FPIs stay as net buyers during Indian stocks worst week in 6 months, inflows rise to ₹11,557 cr so far in Dec | Mint – Mint

  • The NSDL data showed that FPIs have pumped in around 1,002 crore in the current week. Their investments in Indian stocks rise to 11,557 crore so far in the current month.

This week, Indian markets witnessed the biggest fall in six months. Sensex is below the 61,000 mark and Nifty 50 has even erased 17,900 levels. Both benchmarks have tumbled by over 2% each in the current week from December 19 to 23rd. However, despite steep selloffs in markets, foreign portfolio investors (FPIs) have stayed as net buyers. The NSDL data showed that FPIs have pumped in around 1,002 crore in the current week. Their investments in Indian stocks rise to 11,557 crore so far in the current month.
As per the NSDL data, in December, by end of Friday, FPIs inflow stood at 11,557 crore in the equities. This is higher by 1,002 crore from the inflow of 10,555 crore that stood by end of December 16th.
So far, December is still the third biggest buying month by FPIs year-to-date. However, with one week remaining for December and the entire year 2022 to end, it will be keenly watched how FPIs perform by end of the current month.

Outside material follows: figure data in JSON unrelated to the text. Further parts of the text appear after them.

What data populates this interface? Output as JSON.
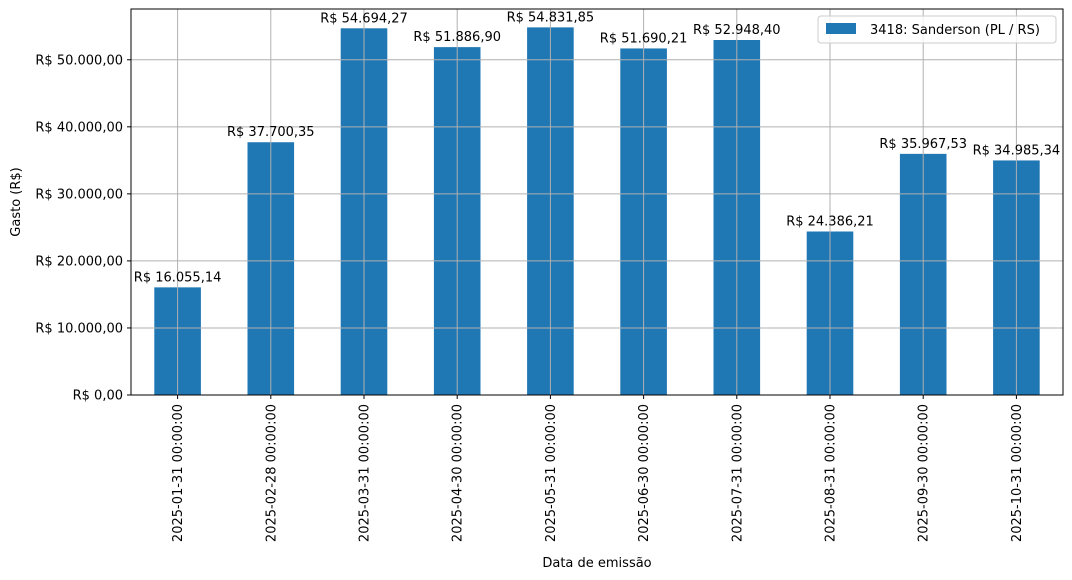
{
  "chart_data": {
    "type": "bar",
    "title": "",
    "xlabel": "Data de emissão",
    "ylabel": "Gasto (R$)",
    "categories": [
      "2025-01-31 00:00:00",
      "2025-02-28 00:00:00",
      "2025-03-31 00:00:00",
      "2025-04-30 00:00:00",
      "2025-05-31 00:00:00",
      "2025-06-30 00:00:00",
      "2025-07-31 00:00:00",
      "2025-08-31 00:00:00",
      "2025-09-30 00:00:00",
      "2025-10-31 00:00:00"
    ],
    "series": [
      {
        "name": "3418: Sanderson (PL / RS)",
        "color": "#1f77b4",
        "values": [
          16055.14,
          37700.35,
          54694.27,
          51886.9,
          54831.85,
          51690.21,
          52948.4,
          24386.21,
          35967.53,
          34985.34
        ],
        "value_labels": [
          "R$ 16.055,14",
          "R$ 37.700,35",
          "R$ 54.694,27",
          "R$ 51.886,90",
          "R$ 54.831,85",
          "R$ 51.690,21",
          "R$ 52.948,40",
          "R$ 24.386,21",
          "R$ 35.967,53",
          "R$ 34.985,34"
        ]
      }
    ],
    "ylim": [
      0,
      57573
    ],
    "yticks": [
      0,
      10000,
      20000,
      30000,
      40000,
      50000
    ],
    "ytick_labels": [
      "R$ 0,00",
      "R$ 10.000,00",
      "R$ 20.000,00",
      "R$ 30.000,00",
      "R$ 40.000,00",
      "R$ 50.000,00"
    ],
    "grid": true,
    "legend_position": "top-right"
  }
}
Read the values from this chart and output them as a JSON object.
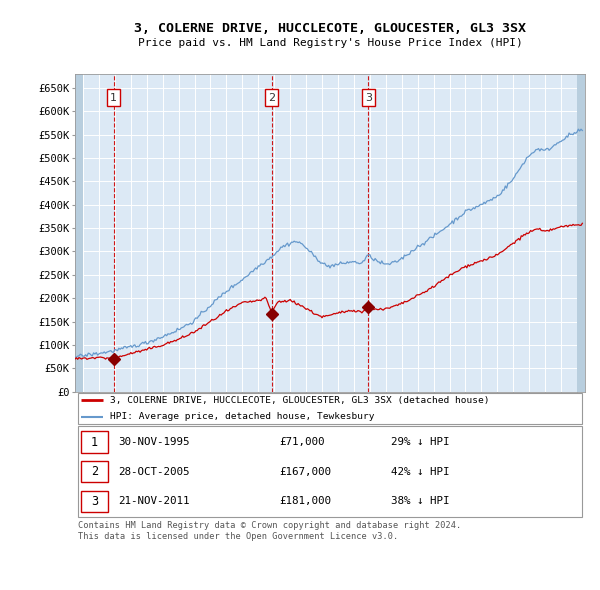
{
  "title": "3, COLERNE DRIVE, HUCCLECOTE, GLOUCESTER, GL3 3SX",
  "subtitle": "Price paid vs. HM Land Registry's House Price Index (HPI)",
  "ylim": [
    0,
    680000
  ],
  "yticks": [
    0,
    50000,
    100000,
    150000,
    200000,
    250000,
    300000,
    350000,
    400000,
    450000,
    500000,
    550000,
    600000,
    650000
  ],
  "ytick_labels": [
    "£0",
    "£50K",
    "£100K",
    "£150K",
    "£200K",
    "£250K",
    "£300K",
    "£350K",
    "£400K",
    "£450K",
    "£500K",
    "£550K",
    "£600K",
    "£650K"
  ],
  "bg_color": "#dce9f5",
  "hatch_color": "#c0cfdf",
  "grid_color": "#ffffff",
  "property_color": "#cc0000",
  "hpi_color": "#6699cc",
  "sale_marker_color": "#880000",
  "dashed_line_color": "#cc0000",
  "annotation_box_color": "#cc0000",
  "sales": [
    {
      "date_num": 1995.917,
      "price": 71000,
      "label": "1"
    },
    {
      "date_num": 2005.833,
      "price": 167000,
      "label": "2"
    },
    {
      "date_num": 2011.9,
      "price": 181000,
      "label": "3"
    }
  ],
  "sale_dates_str": [
    "30-NOV-1995",
    "28-OCT-2005",
    "21-NOV-2011"
  ],
  "sale_prices_str": [
    "£71,000",
    "£167,000",
    "£181,000"
  ],
  "sale_hpi_pct": [
    "29% ↓ HPI",
    "42% ↓ HPI",
    "38% ↓ HPI"
  ],
  "legend_property": "3, COLERNE DRIVE, HUCCLECOTE, GLOUCESTER, GL3 3SX (detached house)",
  "legend_hpi": "HPI: Average price, detached house, Tewkesbury",
  "footnote": "Contains HM Land Registry data © Crown copyright and database right 2024.\nThis data is licensed under the Open Government Licence v3.0.",
  "xlim_start": 1993.5,
  "xlim_end": 2025.5,
  "hatch_left_end": 1994.0,
  "hatch_right_start": 2025.0
}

While equities have stayed as preferred picks by FPIs so far in December, the case is not the same in debt and debt-VRR markets as there was an outflow of 2,900 crore and 399 crore in these two instruments between December 1st to 23rd. The hybrid market has recorded an inflow of merely 42 crore.
Overall, FPIs’ investment in the Indian markets (including equities, debt, debt-VRR, and hybrid) stood at 8,301 crore.
In the equities, FPIs made the biggest buying in August to the tune of 51,204 crore followed by November to 36,239 crore so far in 2022.
Year-to-date, FPIs are net sellers in equities with an outflow of 1,21,001 crore.
Coming to foreign institutional investors (FIIs), they were net buyers on December 20th (inflow of 455.94 crore) and December 22nd (inflow of 928.63 crore). However, FIIs were net sellers on December 19th (outflow of 538.10 crore), further on December 21st and 23rd with an outflow of 1,119.11 crore and 706.84 crore respectively. Overall, in the current week, FIIs were net sellers with an outflow of 974.98 crore in the Indian stocks.
So far, FIIs are net sellers with an outflow of 8,469.53 crore in Indian equities in December. In the previous month, they were net buyers with an inflow of 22,025.62 crore.
On Friday, the benchmark Sensex closed at 59,845.29 nosediving by 980.93 points or 1.61%. While Nifty 50 shed 320.55 points or 1.77% to close at 17,806.80. In the current week, Sensex declined over 2.4% and the Nifty 50 slipped over 2.5%. This would be their biggest weekly fall in six months. Also, it needs to be noted that both benchmarks stand nearly at two-month lows.
Talking about Friday’s performance, Deepak Jasani, Head of Retail Research, HDFC Securities said, “Nifty fell for the fourth consecutive session on Dec 23, after US stocks sold off in the previous session. Nifty opened with a down gap and kept falling through the day before closing 1.77% or 320.6 points lower at 17806.8. This was the sharpest single-day fall in three months. Nifty was the second-worst performer in the region after South Korea. Volumes on the NSE were not unusually large suggesting lack of buyers at lower levels. Broad market indices kept falling more than the Nifty even as the advance-decline ratio on the BSE fell to 0.15, the lowest since Feb 24, 2022.”
On the global front, Jasani added, “European stock markets edged higher Friday in thin holiday-affected volumes while most Asian markets indexes fell after forecast-beating US data fuelled expectations that the Federal Reserve will lift interest rates well into next year. US inflation data due later Friday also caused concerns that it may be yet another reason for the Federal Reserve to harden its resolve to pursue an aggressive policy.”
Going forward, Jasani added, “The down move could continue with some intermittent bounces. Nifty seems headed towards 17730 and later 17349. 18133-18246 may be tough to cross on the upside for some time.”
Further, on Nifty, Jatin Gedia, Technical Research Analyst, Sharekhan by BNP Paribas said, “On the daily charts we can observe that the Nifty has breached and closed below the psychological level of 18000. Moreover, it has breached the rising support trendline which indicates that the Nifty is firmly in the grip of Bears. On the weekly charts, it has reached the 20-week moving average (17839) which can provide some relief during the next week, however, it is likely to be short-lived and overall short-term trend has turned negative. On the downside we expect the Nifty to drift lower till 17560 which is the 61.82% fibonacci retracement level of the rise from 16748 – 18889. In terms of levels, Crucial support is placed at 17730 – 17700 and the immediate resistance stands at 17930 – 18000.”
Disclaimer: The views and recommendations made above are those of individual analysts or broking companies, and not of Mint. We advise investors to check with certified experts before taking any investment decisions.